Induction stoves heat up pots magnetically with copper coils, unlike electric stoves, which heat directly and are harder to adjust while cooking. (Induction technology has a long history and was first introduced at the World’s Fair in 1933, and brought to market two decades later; the basic approach is still the same, but the latest models are more responsive, precise, and fast.) While older electric stoves have flaws, new induction stoves can now outperform gas. With a battery in place, water can come to a boil more quickly.
“We can boil a liter of water in about 40 seconds,” says Sam D’Amico, founder and CEO of Impulse, which is developing a battery-equipped induction stove. You can also instantly drop down to a low simmer. (It’s also possible to cook with a wok, he says, despite the lack of flames.) The company’s first product, a cooktop, is still in development, but he says there are other opportunities with the stove, like helping guide people through cooking steps to know where they are in a recipe. The stove could also potentially wirelessly power redesigned versions of appliances like air fryers that would look like cookware, and take up less space on countertops.

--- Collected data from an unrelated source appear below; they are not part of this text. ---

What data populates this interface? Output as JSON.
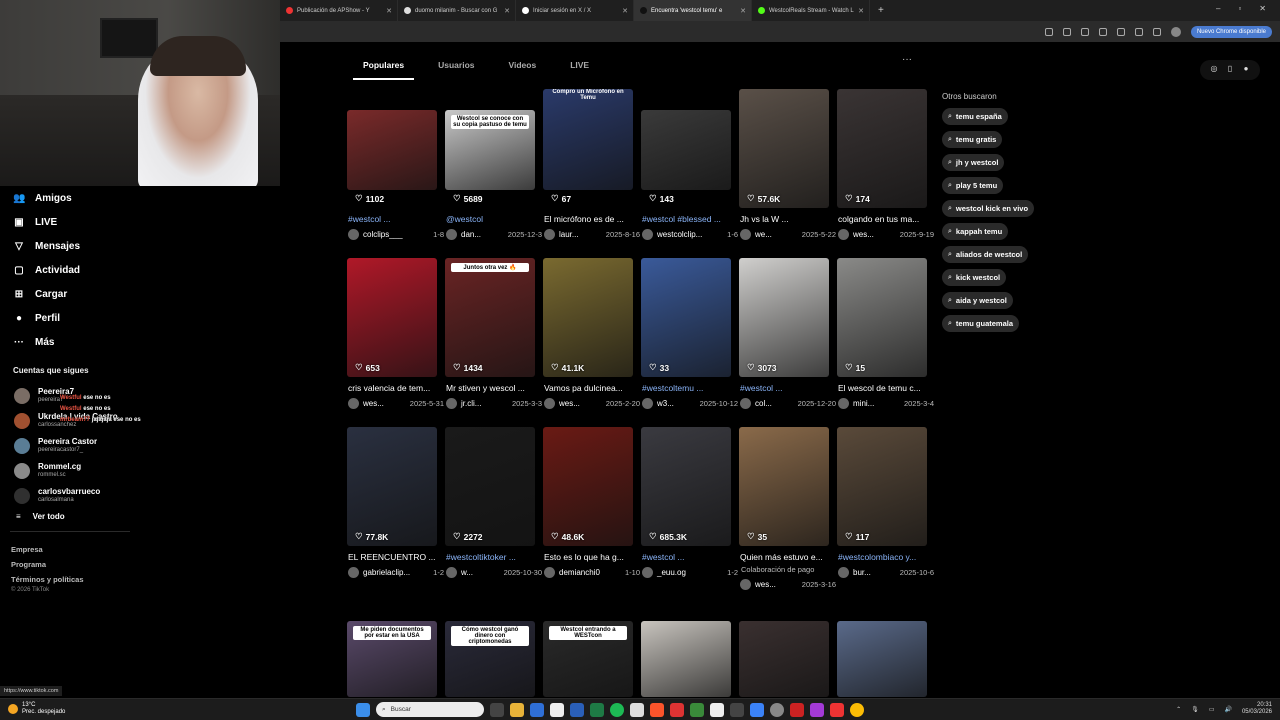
{
  "browser": {
    "tabs": [
      {
        "label": "Publicación de APShow - Y",
        "icon_color": "#e33"
      },
      {
        "label": "duomo milanim - Buscar con G",
        "icon_color": "#ddd"
      },
      {
        "label": "Iniciar sesión en X / X",
        "icon_color": "#fff"
      },
      {
        "label": "Encuentra 'westcol temu' e",
        "icon_color": "#111",
        "active": true
      },
      {
        "label": "WestcolReals Stream - Watch L",
        "icon_color": "#53fc18"
      }
    ],
    "new_tab_glyph": "+",
    "update_badge": "Nuevo Chrome disponible",
    "window_controls": [
      "–",
      "▫",
      "✕"
    ]
  },
  "sidebar": {
    "nav": [
      {
        "label": "Amigos",
        "icon": "friends-icon",
        "glyph": "👥"
      },
      {
        "label": "LIVE",
        "icon": "live-icon",
        "glyph": "▣"
      },
      {
        "label": "Mensajes",
        "icon": "messages-icon",
        "glyph": "▽"
      },
      {
        "label": "Actividad",
        "icon": "activity-icon",
        "glyph": "▢"
      },
      {
        "label": "Cargar",
        "icon": "upload-icon",
        "glyph": "⊞"
      },
      {
        "label": "Perfil",
        "icon": "profile-icon",
        "glyph": "●"
      },
      {
        "label": "Más",
        "icon": "more-icon",
        "glyph": "···"
      }
    ],
    "following_header": "Cuentas que sigues",
    "following": [
      {
        "name": "Peereira7",
        "handle": "peereira7",
        "color": "#7a6d65"
      },
      {
        "name": "Ukrdela | vida Castro",
        "handle": "carlossanchez",
        "color": "#a05030"
      },
      {
        "name": "Peereira Castor",
        "handle": "peereiracastor7_",
        "color": "#5a7d95"
      },
      {
        "name": "Rommel.cg",
        "handle": "rommel.sc",
        "color": "#8a8a8a"
      },
      {
        "name": "carlosvbarrueco",
        "handle": "carlosalmana",
        "color": "#303030"
      }
    ],
    "chat_overlay": [
      {
        "user": "Westful",
        "text": "ese no es"
      },
      {
        "user": "Westful",
        "text": "ese no es"
      },
      {
        "user": "mrbeam77",
        "text": "jajajaja ese no es"
      }
    ],
    "see_all": "Ver todo",
    "footer": [
      "Empresa",
      "Programa",
      "Términos y políticas"
    ],
    "copyright": "© 2026 TikTok",
    "status_url": "https://www.tiktok.com"
  },
  "content": {
    "tabs": [
      "Populares",
      "Usuarios",
      "Videos",
      "LIVE"
    ],
    "active_tab": "Populares",
    "more_glyph": "···",
    "videos": [
      {
        "likes": "1102",
        "desc": "#westcol ...",
        "desc_is_tag": true,
        "user": "colclips___",
        "date": "1-8",
        "thumb": "#7a2a2a"
      },
      {
        "likes": "5689",
        "desc": "@westcol",
        "desc_is_tag": true,
        "user": "dan...",
        "date": "2025-12-3",
        "thumb": "#c9c9c9",
        "caption": "Westcol se conoce con su copia pastuso de temu"
      },
      {
        "likes": "67",
        "desc": "El micrófono es de ...",
        "desc_is_tag": false,
        "user": "laur...",
        "date": "2025-8-16",
        "thumb": "#2a3a6a",
        "caption": "Compro un Micrófono en Temu"
      },
      {
        "likes": "143",
        "desc": "#westcol #blessed ...",
        "desc_is_tag": true,
        "user": "westcolclip...",
        "date": "1-6",
        "thumb": "#3a3a3a"
      },
      {
        "likes": "57.6K",
        "desc": "Jh vs la W ...",
        "desc_is_tag": false,
        "user": "we...",
        "date": "2025-5-22",
        "thumb": "#5a5048"
      },
      {
        "likes": "174",
        "desc": "colgando en tus ma...",
        "desc_is_tag": false,
        "user": "wes...",
        "date": "2025-9-19",
        "thumb": "#3a3434"
      },
      {
        "likes": "653",
        "desc": "cris valencia de tem...",
        "desc_is_tag": false,
        "user": "wes...",
        "date": "2025-5-31",
        "thumb": "#b01828"
      },
      {
        "likes": "1434",
        "desc": "Mr stiven y wescol ...",
        "desc_is_tag": false,
        "user": "jr.cli...",
        "date": "2025-3-3",
        "thumb": "#6a2424",
        "caption": "Juntos otra vez 🔥"
      },
      {
        "likes": "41.1K",
        "desc": "Vamos pa dulcinea...",
        "desc_is_tag": false,
        "user": "wes...",
        "date": "2025-2-20",
        "thumb": "#7a6a30"
      },
      {
        "likes": "33",
        "desc": "#westcoltemu ...",
        "desc_is_tag": true,
        "user": "w3...",
        "date": "2025-10-12",
        "thumb": "#3a5a9a"
      },
      {
        "likes": "3073",
        "desc": "#westcol ...",
        "desc_is_tag": true,
        "user": "col...",
        "date": "2025-12-20",
        "thumb": "#d0cfcd"
      },
      {
        "likes": "15",
        "desc": "El wescol de temu c...",
        "desc_is_tag": false,
        "user": "mini...",
        "date": "2025-3-4",
        "thumb": "#8a8a88"
      },
      {
        "likes": "77.8K",
        "desc": "EL REENCUENTRO ...",
        "desc_is_tag": false,
        "user": "gabrielaclip...",
        "date": "1-2",
        "thumb": "#2a3040"
      },
      {
        "likes": "2272",
        "desc": "#westcoltiktoker ...",
        "desc_is_tag": true,
        "user": "w...",
        "date": "2025-10-30",
        "thumb": "#1a1a1a"
      },
      {
        "likes": "48.6K",
        "desc": "Esto es lo que ha g...",
        "desc_is_tag": false,
        "user": "demianchi0",
        "date": "1-10",
        "thumb": "#6a1a14"
      },
      {
        "likes": "685.3K",
        "desc": "#westcol ...",
        "desc_is_tag": true,
        "user": "_euu.og",
        "date": "1-2",
        "thumb": "#3a3a40"
      },
      {
        "likes": "35",
        "desc": "Quien más estuvo e...",
        "desc_is_tag": false,
        "user": "wes...",
        "date": "2025-3-16",
        "thumb": "#8a6a4a",
        "sponsor": "Colaboración de pago"
      },
      {
        "likes": "117",
        "desc": "#westcolombiaco y...",
        "desc_is_tag": true,
        "user": "bur...",
        "date": "2025-10-6",
        "thumb": "#5a4a3a"
      },
      {
        "thumb": "#5a4a6a",
        "caption": "Me piden documentos por estar en la USA"
      },
      {
        "thumb": "#2a2a3a",
        "caption": "Cómo westcol ganó dinero con criptomonedas"
      },
      {
        "thumb": "#2a2a2a",
        "caption": "Westcol entrando a WESTcon"
      },
      {
        "thumb": "#c8c4be"
      },
      {
        "thumb": "#3a3030"
      },
      {
        "thumb": "#5a6a8a"
      }
    ],
    "others_header": "Otros buscaron",
    "others": [
      "temu españa",
      "temu gratis",
      "jh y westcol",
      "play 5 temu",
      "westcol kick en vivo",
      "kappah temu",
      "aliados de westcol",
      "kick westcol",
      "aida y westcol",
      "temu guatemala"
    ]
  },
  "taskbar": {
    "temp": "13°C",
    "weather": "Prec. despejado",
    "search_placeholder": "Buscar",
    "time": "20:31",
    "date": "05/03/2026"
  }
}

D’Amico, a consumer electronics engineer who was working on artificial and virtual reality at Facebook before pivoting to stoves, got into the space in part because he loves to cook. He initially envisioned a countertop pizza oven, realizing it would be possible to make a brick-oven style pizza in 90 seconds if the oven had a lithium battery. But then he saw the bigger opportunity of making a new induction stove, and pivoted. The company’s design also has dials, so it “looks like the UI/UX of a gas stove,” he says. “But under the hood, we’re able to do a lot more.”
If someone has a high-voltage connection, the battery can also double as energy storage at key parts of the day. In California, for example, there’s extra solar power midday, and the stove can help take it in and then push it back out later when it’s needed. “Effectively, we’re Trojan-horsing a small battery into people’s homes when the appliance goes in,” D’Amico says.

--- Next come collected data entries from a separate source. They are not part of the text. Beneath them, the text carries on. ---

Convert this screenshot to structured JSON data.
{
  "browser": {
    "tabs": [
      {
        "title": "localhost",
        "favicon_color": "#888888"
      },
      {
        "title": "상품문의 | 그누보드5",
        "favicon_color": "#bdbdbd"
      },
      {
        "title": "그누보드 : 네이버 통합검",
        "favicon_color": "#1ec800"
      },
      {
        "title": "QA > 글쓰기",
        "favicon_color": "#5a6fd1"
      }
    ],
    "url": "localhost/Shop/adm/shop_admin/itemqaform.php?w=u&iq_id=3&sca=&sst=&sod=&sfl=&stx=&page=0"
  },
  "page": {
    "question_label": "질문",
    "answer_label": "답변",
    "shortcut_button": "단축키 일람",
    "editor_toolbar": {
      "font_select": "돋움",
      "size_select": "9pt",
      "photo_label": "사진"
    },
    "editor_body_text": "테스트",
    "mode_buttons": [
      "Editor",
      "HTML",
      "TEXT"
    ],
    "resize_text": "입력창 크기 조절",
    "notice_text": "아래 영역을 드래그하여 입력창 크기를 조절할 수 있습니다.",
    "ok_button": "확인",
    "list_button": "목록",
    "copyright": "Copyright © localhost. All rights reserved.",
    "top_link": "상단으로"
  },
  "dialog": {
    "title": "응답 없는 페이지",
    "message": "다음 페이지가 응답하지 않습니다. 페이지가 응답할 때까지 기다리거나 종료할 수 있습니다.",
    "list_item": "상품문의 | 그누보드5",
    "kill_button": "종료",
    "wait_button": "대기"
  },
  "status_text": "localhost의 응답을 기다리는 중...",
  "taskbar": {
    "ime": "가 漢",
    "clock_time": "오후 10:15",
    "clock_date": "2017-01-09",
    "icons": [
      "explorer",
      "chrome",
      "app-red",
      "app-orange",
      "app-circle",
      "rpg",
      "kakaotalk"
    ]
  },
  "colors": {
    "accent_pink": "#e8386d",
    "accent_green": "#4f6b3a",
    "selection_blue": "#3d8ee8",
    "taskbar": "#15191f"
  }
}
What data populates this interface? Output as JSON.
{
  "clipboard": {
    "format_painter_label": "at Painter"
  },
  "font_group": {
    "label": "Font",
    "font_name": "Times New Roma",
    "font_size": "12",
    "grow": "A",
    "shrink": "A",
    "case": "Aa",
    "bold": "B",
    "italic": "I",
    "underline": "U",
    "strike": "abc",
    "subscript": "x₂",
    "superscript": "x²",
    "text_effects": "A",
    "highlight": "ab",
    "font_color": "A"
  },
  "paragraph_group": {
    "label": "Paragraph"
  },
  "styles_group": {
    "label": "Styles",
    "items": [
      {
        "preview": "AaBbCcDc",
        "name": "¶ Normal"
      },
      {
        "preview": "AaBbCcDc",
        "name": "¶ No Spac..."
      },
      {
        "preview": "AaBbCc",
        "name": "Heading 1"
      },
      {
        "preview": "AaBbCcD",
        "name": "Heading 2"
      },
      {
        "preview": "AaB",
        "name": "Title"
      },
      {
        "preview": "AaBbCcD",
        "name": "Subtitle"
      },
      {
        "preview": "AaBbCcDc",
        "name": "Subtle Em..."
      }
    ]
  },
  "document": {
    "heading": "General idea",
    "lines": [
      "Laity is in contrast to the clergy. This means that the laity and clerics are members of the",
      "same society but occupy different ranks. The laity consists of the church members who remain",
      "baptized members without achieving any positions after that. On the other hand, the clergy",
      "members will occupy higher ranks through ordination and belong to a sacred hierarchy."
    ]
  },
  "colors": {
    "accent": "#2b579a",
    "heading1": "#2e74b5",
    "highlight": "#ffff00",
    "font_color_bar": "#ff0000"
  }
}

Having batteries of a certain size (larger than 3 kilowatt-hours) means that both the Impulse and Copper products will qualify for extra incentives from the new federal Inflation Reduction Act. Some cities and states also offer incentives for consumers. Copper recently opened a waitlist for preorders for its stove, which is slated to be out next spring, for $5,999; but with incentives, it can drop to $4,250, Kennedy says. (While gas stoves vary widely in price, some high-end stoves cost at least that much.) Impulse hasn’t yet announced a price and plans to share more next year.
Some people may choose to make the switch for environmental reasons; one recent Stanford study found that the methane leaking from U.S. stoves, alone, is comparable to the CO2 emissions from half a million cars. There’s also increasing evidence of the health risk of burning gas in your kitchen, as a stove emits pollutants like carbon monoxide, nitrogen oxide, formaldehyde, and particulate matter. Nitrogen oxide is linked to a higher risk of asthma in children. Having a gas stove in the house is comparable to growing up with a parent smoking inside.

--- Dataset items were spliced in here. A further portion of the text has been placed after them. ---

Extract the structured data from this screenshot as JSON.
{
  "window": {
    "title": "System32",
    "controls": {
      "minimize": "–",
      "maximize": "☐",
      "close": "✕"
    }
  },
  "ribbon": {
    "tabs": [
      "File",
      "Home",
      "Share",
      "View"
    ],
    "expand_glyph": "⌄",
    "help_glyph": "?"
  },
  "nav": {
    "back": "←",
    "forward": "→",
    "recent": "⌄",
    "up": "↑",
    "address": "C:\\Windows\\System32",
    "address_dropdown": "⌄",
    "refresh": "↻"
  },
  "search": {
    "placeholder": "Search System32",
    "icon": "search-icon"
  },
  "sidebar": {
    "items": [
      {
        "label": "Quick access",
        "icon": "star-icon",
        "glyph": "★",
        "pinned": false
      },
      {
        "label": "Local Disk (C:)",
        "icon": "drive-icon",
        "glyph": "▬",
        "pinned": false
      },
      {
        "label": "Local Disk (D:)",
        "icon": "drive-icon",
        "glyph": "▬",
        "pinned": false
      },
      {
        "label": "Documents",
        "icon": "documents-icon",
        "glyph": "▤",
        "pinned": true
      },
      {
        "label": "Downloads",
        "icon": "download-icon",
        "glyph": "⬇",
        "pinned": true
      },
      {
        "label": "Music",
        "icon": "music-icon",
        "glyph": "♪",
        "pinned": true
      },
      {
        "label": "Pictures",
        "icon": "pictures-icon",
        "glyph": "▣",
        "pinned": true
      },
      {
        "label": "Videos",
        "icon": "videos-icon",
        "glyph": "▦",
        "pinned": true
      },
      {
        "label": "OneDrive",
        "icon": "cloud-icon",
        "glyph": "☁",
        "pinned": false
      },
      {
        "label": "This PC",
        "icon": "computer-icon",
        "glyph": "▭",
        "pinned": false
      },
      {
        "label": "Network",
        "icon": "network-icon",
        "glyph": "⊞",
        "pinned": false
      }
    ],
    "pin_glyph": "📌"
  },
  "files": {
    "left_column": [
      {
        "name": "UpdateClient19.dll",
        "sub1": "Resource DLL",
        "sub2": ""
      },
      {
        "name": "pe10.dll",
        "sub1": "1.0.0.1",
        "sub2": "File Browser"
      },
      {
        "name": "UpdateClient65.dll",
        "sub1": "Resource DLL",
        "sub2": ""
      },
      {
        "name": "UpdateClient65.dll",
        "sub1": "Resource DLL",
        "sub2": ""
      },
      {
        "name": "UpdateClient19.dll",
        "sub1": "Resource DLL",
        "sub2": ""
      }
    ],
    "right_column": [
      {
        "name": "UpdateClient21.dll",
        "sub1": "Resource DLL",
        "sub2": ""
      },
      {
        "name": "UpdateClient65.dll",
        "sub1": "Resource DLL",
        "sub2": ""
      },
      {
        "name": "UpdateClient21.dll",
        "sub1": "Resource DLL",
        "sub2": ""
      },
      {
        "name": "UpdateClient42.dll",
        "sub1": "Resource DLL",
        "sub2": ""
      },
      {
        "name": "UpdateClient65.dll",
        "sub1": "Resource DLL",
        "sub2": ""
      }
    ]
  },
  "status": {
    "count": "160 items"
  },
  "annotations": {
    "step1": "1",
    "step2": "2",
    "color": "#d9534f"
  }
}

“I have a 15-month-old,” Kennedy says. “And now being in this business and constantly reading about the incredible health risks, particularly for young kids around, from air quality issues—I mean, a 42% increase in childhood asthma in homes burning fossil gas—it’s terrifying.”
But others may soon switch just because they want a better stove. “It’s getting to a point where the environmental options are the better options, versus there’s some compromise, like my straw dissolves in my drink or something like that,” D’Amico says. “I think paper straws are the counterpoint of what we’re doing. The product is good, and it’s good for the environment.”